To bring her novel idea to fruition, Kline presented it to Viget, who were immediately on board. After working together on significant research and development, the digital agency was able to successfully create an iOS-controlled LED pacesetting system, which is currently being tested by a number of university running teams, as well as professional running teams. The system, called Trackpacer, was largely realized thanks to rapid prototyping technologies.

Justin Sinichko, a hardware developer at Viget’s Boulder, Colorado office, said: “We wanted a way to quickly get this thing on the track without going down the injection molding route. It would’ve been impossible without 3D printing.”

Essentially, Viget used 3D printing technologies to manufacture the adjustable ratchet connectors that attach the LED light strips to the track. To print the connectors, the digital agency used their in-house LulzBot Mini 3D printer, which was able to print all the necessary parts in under a week’s time. Sinichko explained the importance of the 3D printed connectors saying, “That connector empowers you to do two things: One, get that thing on the track, but two, also make sure that they’re exactly where we need them to be and made slight adjustments over the course of 400 meters.”

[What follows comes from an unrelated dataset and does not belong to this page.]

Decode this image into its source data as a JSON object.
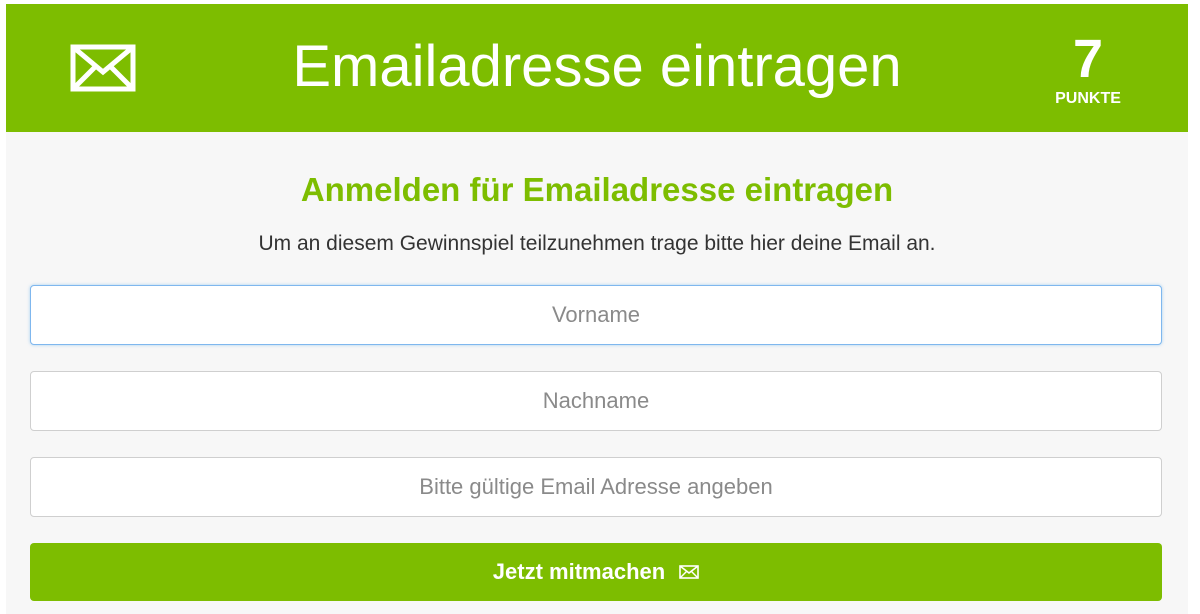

Here’s how the innovative product actually works: first, a coach or runner can set the visual marker’s pace, distance, and intervals through an easy to use iOS application. Once that is done, the information is sent to the track through Bluetooth Low Energy technology, which creates a pulse of light that moves around the track in accordance with the specified parameters. The 400m track itself contains 12,000 LEDs (aka Neopixels), which are all controlled by an array of slave micro-controllers, which are in turn connected to a master controller.

The first track that the TrackPacer was tested was at Potts Field at the University of Colorado Boulder. After positive feedback from both runners and coaches, Viget has decided to pursue the product further. Whether or not 3D printing will be used for the final commercialized product is not clear, but there is no question that the technologies played a key role in the prototyping process.